REPÚBLICA DOMINICANA 🇩🇴
A Confederação de Futebol da América do Norte, Central e Caribe (Concacaf) anunciou na quarta (1º), por meio de seu recém-eleito presidente Víctor Montagliani. a construção de um complexo esportivo em solo dominicano. A estrutura, que contará com um investimento de US$ 30 milhões, vai receber competições e iniciativas ligadas ao futebol, servindo como ‘casa’ da entidade esportiva no país caribenho, o que deve facilitar todos os países contemplados pela Concacaf em questões logísticas. Apesar de ser um país que não tem o futebol como paixão principal – o beisebol é de longe o mais popular –, a República Dominicana teria vencido a concorrência aberta aos 41 países-membro da Concacaf “por sua localização geográfica e tudo o que tem a oferecer”, afirmou Montagliani. O local para a instalação da nova estrutura ainda não foi definido. Na ESPN.
URUGUAI 🇺🇾
Sempre muito amigos, o presidente brasileiro Luiz Inácio Lula da Silva e seu aliado e ex-mandatário uruguaio José “Pepe” Mujica (2010-2015) se encontraram na quarta (1º) em um evento que reuniu lideranças sindicais de dentro e fora do Brasil. Tratando de temas regionais, os dois ressaltaram a necessidade de “reconstruir e fortalecer” o Mercosul, bloco sul-americano que os países dos dois líderes integram ao lado de Argentina e Paraguai. Lula e Mujica já haviam se encontrado em Montevidéu, na chácara do ex-presidente do paisito, no final de janeiro. No Poder360.
VENEZUELA 🇻🇪
Parcialidade. É disso que o governo de Nicolás Maduro acusou o Tribunal Penal Internacional (TPI) na terça (28), quando, por meio de um comunicado, fez questionamentos diante do que chamou de “vínculos provados” entre a corte e ONGs venezuelanas que teriam fornecido ao TPI informações sobre autoridades do país. O poder chavista é alvo de investigação por ter supostamente cometido crimes contra a humanidade em 2017, no marco da repressão a protestos contra o governo. Em sua defesa, porém, Caracas alega conflito de interesse, fato que “põe em dúvida a devida imparcialidade e objetividade da referida corte”. A data tem motivo: terminou nesta semana o prazo dado à Venezuela para se defender da investigação, aberta oficialmente há dois anos. Novas etapas do processo são aguardadas para o próximo mês de abril. Via AFP.

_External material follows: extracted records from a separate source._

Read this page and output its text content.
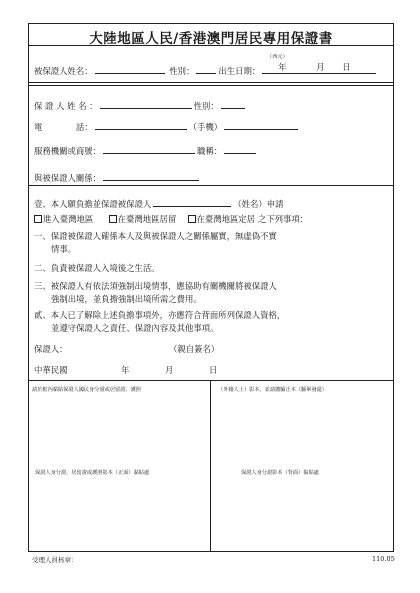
大陸地區人民/香港澳門居民專用保證書
（西元）
被保證人姓名：	性別：	出生日期： 年	月 日
保 證 人 姓 名 ：	性別：
電　　　　話：	（手機）
服務機關或商號：	職稱：
與被保證人關係：
壹、本人願負擔並保證被保證人	（姓名）申請
進入臺灣地區	在臺灣地區居留 在臺灣地區定居 之下列事項：
一、保證被保證人確係本人及與被保證人之關係屬實，無虛偽不實
情事。
二、負責被保證人入境後之生活。
三、被保證人有依法須強制出境情事，應協助有關機關將被保證人
強制出境，並負擔強制出境所需之費用。
貳、本人已了解除上述負擔事項外，亦應符合背面所列保證人資格，
並遵守保證人之責任、保證內容及其他事項。
保證人：	（親自簽名）
中華民國	年	月	日
請於框內黏貼保證人國民身分證或居留證、護照	（外籍人士）影本，並請繳驗正本（驗畢發還）
保證人身分證、居留證或護照影本（正面）黏貼處	保證人身分證影本（背面）黏貼處
受理人員核章：	110.05
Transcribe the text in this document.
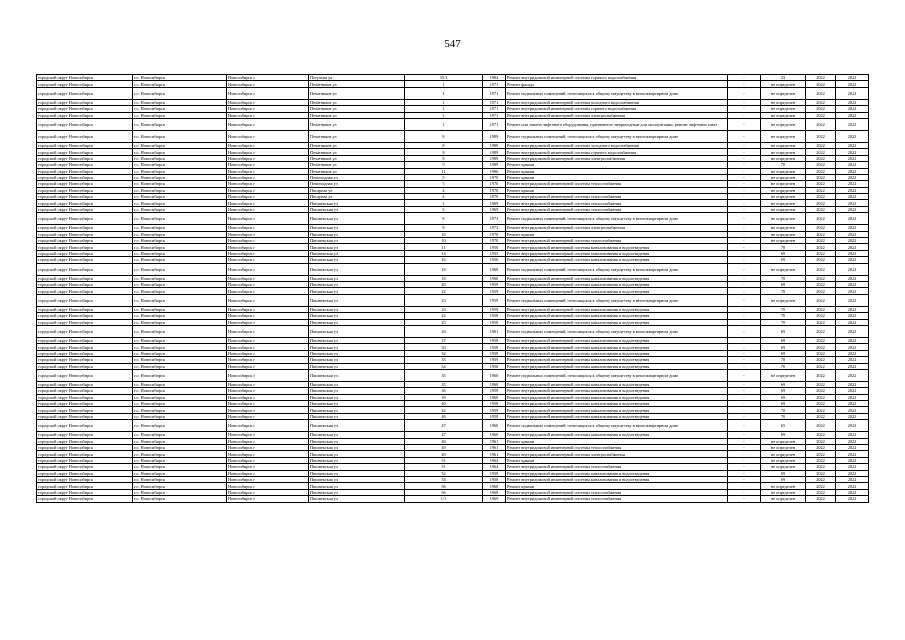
547
городской округ Новосибирск	г.о. Новосибирск	Новосибирск г	Петухова ул	35/1	1982	Ремонт внутридомовой инженерной системы горячего водоснабжения	-	23	2022	2022
городской округ Новосибирск	г.о. Новосибирск	Новосибирск г	Печатников ул	1	1971	Ремонт фасада	-	не определен	2022	2022
городской округ Новосибирск	г.о. Новосибирск	Новосибирск г	Печатников ул	1	1971	Ремонт подвальных помещений, относящихся к общему имуществу в многоквартирном доме	-	не определен	2022	2022
городской округ Новосибирск	г.о. Новосибирск	Новосибирск г	Печатников ул	1	1971	Ремонт внутридомовой инженерной системы холодного водоснабжения	-	не определен	2022	2022
городской округ Новосибирск	г.о. Новосибирск	Новосибирск г	Печатников ул	1	1971	Ремонт внутридомовой инженерной системы горячего водоснабжения	-	не определен	2022	2022
городской округ Новосибирск	г.о. Новосибирск	Новосибирск г	Печатников ул	1	1971	Ремонт внутридомовой инженерной системы электроснабжения	-	не определен	2022	2022
городской округ Новосибирск	г.о. Новосибирск	Новосибирск г	Печатников ул	1	1971	Ремонт или замена лифтового оборудования, признанного непригодным для эксплуатации, ремонт лифтовых шахт	-	не определен	2022	2022
городской округ Новосибирск	г.о. Новосибирск	Новосибирск г	Печатников ул	8	1989	Ремонт подвальных помещений, относящихся к общему имуществу в многоквартирном доме	-	не определен	2022	2022
городской округ Новосибирск	г.о. Новосибирск	Новосибирск г	Печатников ул	8	1989	Ремонт внутридомовой инженерной системы холодного водоснабжения	-	не определен	2022	2022
городской округ Новосибирск	г.о. Новосибирск	Новосибирск г	Печатников ул	8	1989	Ремонт внутридомовой инженерной системы горячего водоснабжения	-	не определен	2022	2022
городской округ Новосибирск	г.о. Новосибирск	Новосибирск г	Печатников ул	8	1989	Ремонт внутридомовой инженерной системы электроснабжения	-	не определен	2022	2022
городской округ Новосибирск	г.о. Новосибирск	Новосибирск г	Печатников ул	9	1989	Ремонт крыши	-	70	2022	2022
городской округ Новосибирск	г.о. Новосибирск	Новосибирск г	Печатников ул	11	1986	Ремонт крыши	-	не определен	2022	2022
городской округ Новосибирск	г.о. Новосибирск	Новосибирск г	Пешеходная ул	5	1970	Ремонт крыши	-	не определен	2022	2022
городской округ Новосибирск	г.о. Новосибирск	Новосибирск г	Пешеходная ул	5	1970	Ремонт внутридомовой инженерной системы теплоснабжения	-	не определен	2022	2022
городской округ Новосибирск	г.о. Новосибирск	Новосибирск г	Писарева ул	4	1970	Ремонт крыши	-	не определен	2022	2022
городской округ Новосибирск	г.о. Новосибирск	Новосибирск г	Писарева ул	4	1970	Ремонт внутридомовой инженерной системы теплоснабжения	-	не определен	2022	2022
городской округ Новосибирск	г.о. Новосибирск	Новосибирск г	Пишпекская ул	1	1969	Ремонт внутридомовой инженерной системы теплоснабжения	-	не определен	2022	2022
городской округ Новосибирск	г.о. Новосибирск	Новосибирск г	Пишпекская ул	3	1969	Ремонт внутридомовой инженерной системы теплоснабжения	-	не определен	2022	2022
городской округ Новосибирск	г.о. Новосибирск	Новосибирск г	Пишпекская ул	8	1973	Ремонт подвальных помещений, относящихся к общему имуществу в многоквартирном доме	-	не определен	2022	2022
городской округ Новосибирск	г.о. Новосибирск	Новосибирск г	Пишпекская ул	8	1973	Ремонт внутридомовой инженерной системы электроснабжения	-	не определен	2022	2022
городской округ Новосибирск	г.о. Новосибирск	Новосибирск г	Пишпекская ул	10	1970	Ремонт крыши	-	не определен	2022	2022
городской округ Новосибирск	г.о. Новосибирск	Новосибирск г	Пишпекская ул	10	1970	Ремонт внутридомовой инженерной системы теплоснабжения	-	не определен	2022	2022
городской округ Новосибирск	г.о. Новосибирск	Новосибирск г	Пишпекская ул	11	1956	Ремонт внутридомовой инженерной системы канализования и водоотведения	-	70	2022	2022
городской округ Новосибирск	г.о. Новосибирск	Новосибирск г	Пишпекская ул	14	1955	Ремонт внутридомовой инженерной системы канализования и водоотведения	-	69	2022	2022
городской округ Новосибирск	г.о. Новосибирск	Новосибирск г	Пишпекская ул	16	1956	Ремонт внутридомовой инженерной системы канализования и водоотведения	-	69	2022	2022
городской округ Новосибирск	г.о. Новосибирск	Новосибирск г	Пишпекская ул	18	1960	Ремонт подвальных помещений, относящихся к общему имуществу в многоквартирном доме	-	не определен	2022	2022
городской округ Новосибирск	г.о. Новосибирск	Новосибирск г	Пишпекская ул	18	1960	Ремонт внутридомовой инженерной системы канализования и водоотведения	-	70	2022	2022
городской округ Новосибирск	г.о. Новосибирск	Новосибирск г	Пишпекская ул	20	1959	Ремонт внутридомовой инженерной системы канализования и водоотведения	-	69	2022	2022
городской округ Новосибирск	г.о. Новосибирск	Новосибирск г	Пишпекская ул	22	1959	Ремонт внутридомовой инженерной системы канализования и водоотведения	-	70	2022	2022
городской округ Новосибирск	г.о. Новосибирск	Новосибирск г	Пишпекская ул	23	1959	Ремонт подвальных помещений, относящихся к общему имуществу в многоквартирном доме	-	не определен	2022	2022
городской округ Новосибирск	г.о. Новосибирск	Новосибирск г	Пишпекская ул	23	1959	Ремонт внутридомовой инженерной системы канализования и водоотведения	-	70	2022	2022
городской округ Новосибирск	г.о. Новосибирск	Новосибирск г	Пишпекская ул	24	1958	Ремонт внутридомовой инженерной системы канализования и водоотведения	-	70	2022	2022
городской округ Новосибирск	г.о. Новосибирск	Новосибирск г	Пишпекская ул	25	1958	Ремонт внутридомовой инженерной системы канализования и водоотведения	-	70	2022	2022
городской округ Новосибирск	г.о. Новосибирск	Новосибирск г	Пишпекская ул	26	1961	Ремонт подвальных помещений, относящихся к общему имуществу в многоквартирном доме	-	69	2022	2022
городской округ Новосибирск	г.о. Новосибирск	Новосибирск г	Пишпекская ул	27	1958	Ремонт внутридомовой инженерной системы канализования и водоотведения	-	69	2022	2022
городской округ Новосибирск	г.о. Новосибирск	Новосибирск г	Пишпекская ул	30	1958	Ремонт внутридомовой инженерной системы канализования и водоотведения	-	69	2022	2022
городской округ Новосибирск	г.о. Новосибирск	Новосибирск г	Пишпекская ул	32	1958	Ремонт внутридомовой инженерной системы канализования и водоотведения	-	69	2022	2022
городской округ Новосибирск	г.о. Новосибирск	Новосибирск г	Пишпекская ул	33	1959	Ремонт внутридомовой инженерной системы канализования и водоотведения	-	70	2022	2022
городской округ Новосибирск	г.о. Новосибирск	Новосибирск г	Пишпекская ул	34	1958	Ремонт внутридомовой инженерной системы канализования и водоотведения	-	70	2022	2022
городской округ Новосибирск	г.о. Новосибирск	Новосибирск г	Пишпекская ул	35	1960	Ремонт подвальных помещений, относящихся к общему имуществу в многоквартирном доме	-	не определен	2022	2022
городской округ Новосибирск	г.о. Новосибирск	Новосибирск г	Пишпекская ул	35	1960	Ремонт внутридомовой инженерной системы канализования и водоотведения	-	69	2022	2022
городской округ Новосибирск	г.о. Новосибирск	Новосибирск г	Пишпекская ул	36	1958	Ремонт внутридомовой инженерной системы канализования и водоотведения	-	69	2022	2022
городской округ Новосибирск	г.о. Новосибирск	Новосибирск г	Пишпекская ул	39	1960	Ремонт внутридомовой инженерной системы канализования и водоотведения	-	69	2022	2022
городской округ Новосибирск	г.о. Новосибирск	Новосибирск г	Пишпекская ул	40	1958	Ремонт внутридомовой инженерной системы канализования и водоотведения	-	69	2022	2022
городской округ Новосибирск	г.о. Новосибирск	Новосибирск г	Пишпекская ул	42	1959	Ремонт внутридомовой инженерной системы канализования и водоотведения	-	70	2022	2022
городской округ Новосибирск	г.о. Новосибирск	Новосибирск г	Пишпекская ул	46	1958	Ремонт внутридомовой инженерной системы канализования и водоотведения	-	70	2022	2022
городской округ Новосибирск	г.о. Новосибирск	Новосибирск г	Пишпекская ул	47	1960	Ремонт подвальных помещений, относящихся к общему имуществу в многоквартирном доме	-	65	2022	2022
городской округ Новосибирск	г.о. Новосибирск	Новосибирск г	Пишпекская ул	47	1960	Ремонт внутридомовой инженерной системы канализования и водоотведения	-	69	2022	2022
городской округ Новосибирск	г.о. Новосибирск	Новосибирск г	Пишпекская ул	49	1961	Ремонт крыши	-	не определен	2022	2022
городской округ Новосибирск	г.о. Новосибирск	Новосибирск г	Пишпекская ул	49	1961	Ремонт внутридомовой инженерной системы теплоснабжения	-	не определен	2022	2022
городской округ Новосибирск	г.о. Новосибирск	Новосибирск г	Пишпекская ул	49	1961	Ремонт внутридомовой инженерной системы электроснабжения	-	не определен	2022	2022
городской округ Новосибирск	г.о. Новосибирск	Новосибирск г	Пишпекская ул	51	1964	Ремонт крыши	-	не определен	2022	2022
городской округ Новосибирск	г.о. Новосибирск	Новосибирск г	Пишпекская ул	51	1964	Ремонт внутридомовой инженерной системы теплоснабжения	-	не определен	2022	2022
городской округ Новосибирск	г.о. Новосибирск	Новосибирск г	Пишпекская ул	52	1958	Ремонт внутридомовой инженерной системы канализования и водоотведения	-	69	2022	2022
городской округ Новосибирск	г.о. Новосибирск	Новосибирск г	Пишпекская ул	54	1958	Ремонт внутридомовой инженерной системы канализования и водоотведения	-	69	2022	2022
городской округ Новосибирск	г.о. Новосибирск	Новосибирск г	Пишпекская ул	56	1968	Ремонт крыши	-	не определен	2022	2022
городской округ Новосибирск	г.о. Новосибирск	Новосибирск г	Пишпекская ул	56	1968	Ремонт внутридомовой инженерной системы теплоснабжения	-	не определен	2022	2022
городской округ Новосибирск	г.о. Новосибирск	Новосибирск г	Пишпекская ул	1/1	1969	Ремонт внутридомовой инженерной системы теплоснабжения	-	не определен	2022	2022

Há 10 anos neste domingo (5), morria ainda no cargo máximo do país Hugo Chávez (1954-2013, os últimos 14 como presidente da Venezuela), das complicações de um câncer e uma infecção respiratória concomitante. Até hoje sob o comando do Partido Socialista Unido da Venezuela (PSUV), de Chávez, o governo agora encabeçado por Nicolás Maduro prepara atividades recordando a data e buscando enaltecer os dias do velho líder bolivariano. Convivendo com as mesmas críticas de levar o país a caminho de uma ditadura, Chávez teve sobre Maduro a vantagem de um período econômico consideravelmente melhor, com investimentos sociais impulsionados pelo petróleo – uma curva que apenas começava a se inverter na época de sua morte, mas se agravou ao longo da última década, fazendo a Venezuela viver um ciclo ainda não encerrado de desinvestimento, sanções internacionais e hiperinflação que levou a uma crise humanitária com mais de 7 milhões de emigrantes. A F24 recordou alguns eventos-chave dos 10 anos desde então.